Female Entrepreneurship: Why womenpreneurs could spread post-Covid
Why are female entrepreneurs important? Why does our economy need women entrepreneurs?
There has never been a more critical time for increasing the number of female entrepreneurs. Women are over-represented in the casual workforce, hospitality, tourism, retail, and other hard-hit sectors by the Covid pandemic.
The Australian Bureau of Statistics October 2021 figures show 60% of women in the workforce compared to 69.5% of men, and only 26.1% of full-time workers are women. Traditional nine-to-five employee roles are not suited to many women. Yet, the economic potential of the female workforce exceeds Australia’s untapped mineral resources with far lower extraction costs.
Women have suffered a more significant burden of childcare and eldercare during lock-downs. The increase in domestic violence during the pandemic has highlighted the importance of financial freedom for women at a time when they have suffered the most significant economic impact.
Currently, only 22% of founders are female in Australia, and women own 31% of businesses. Staggeringly, 30.2% of boards and governing bodies have no female directors compared to only 0.4% with no male directors. As of July 2021, only 33.5% of directors in the ASX 200 are women.
Participation of women in business is vital for our economic recovery post-Covid, and diversity is the key to innovation. The Boston Scientific Group found women business owners received on average US$1 million less in startup funding yet generated more than twice as much per dollar invested than those companies founded by men. This is not only a matter of gender equity; it makes good business sense.
Running your own business provides flexibility in work hours and location. Turning your passion into a business offers an opportunity to do what you love. Women understand women problems and are creative in finding solutions, employing women and people of diverse backgrounds, showing resilience and leadership in a crisis, and are purpose-driven to make a difference to their communities.
Look at what happened when a female founder broke into the male-dominated market of women’s undergarments. Sara Blakely recently sold a share in her shapewear business, Spanx, a company valued at US$1.2 billion. To celebrate, she surprised her employees each with two first-class tickets to anywhere in the world and US$10,000 cash.
Women seek balance, care about solutions and when they are passionate about something, they never give up. Women entrepreneurs create businesses that benefit themselves, their families, their employees, communities, customers, and the world. Think of a woman on a mission — she is unstoppable! Through hours of unequal share of childcare and domestic duties, they are overqualified machines when it comes to sweat equity — the backbone of startups.
Women leaders standing out through the Covid pandemic include the New Zealand prime minister Jacinda Arden, Germany’s Angela Merkel and South Australia’s Nicola Spurrier. An analysis by the Universities of Liverpool and Reading found female leaders were more decisive during the pandemic and locked down early, saving lives.

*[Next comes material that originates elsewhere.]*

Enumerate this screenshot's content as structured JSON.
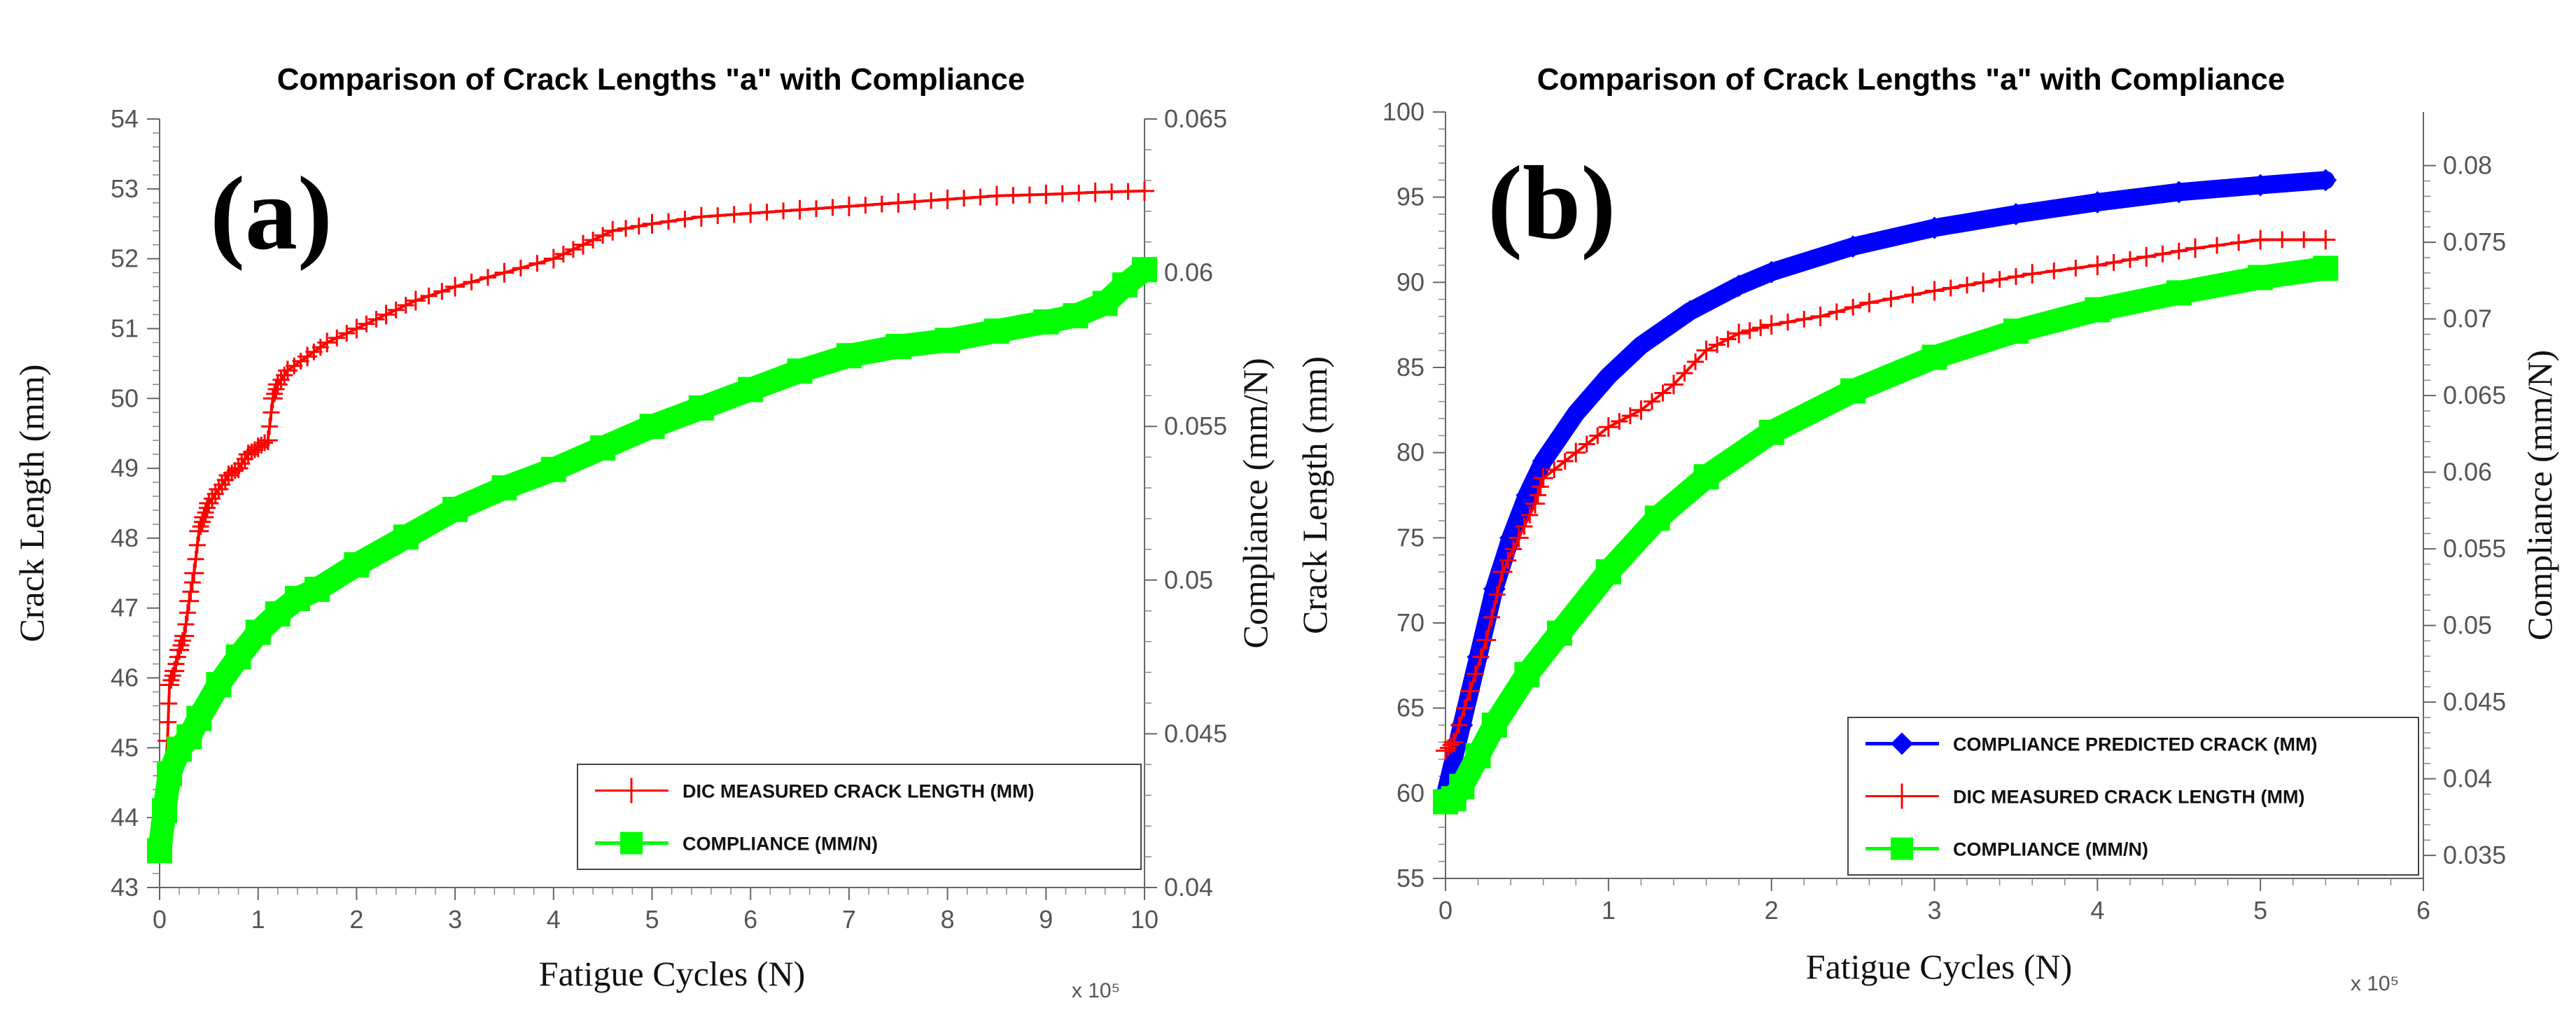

Research by the Harvard Business Review found women scored higher than men in the following leadership skills; initiative, resilience, self-development, integrity, honesty, motivating others, building relationships, collaboration, teamwork, problem-solving, and innovation. They also found younger women have lower levels of self-confidence.
Barriers for women include fear of failure and lack of self-belief, unconscious bias, career gender stereotypes, access to funding and networking. In the US, only 2.2% of venture capital funding goes to female founder companies highlighting the need for improved access to financing for women.
Raising the profile of female entrepreneurs, mentoring women in business, and networking will support female entrepreneurs and combat gender bias. Young girls need leaders who look like them to build their self-belief and have big, audacious dreams.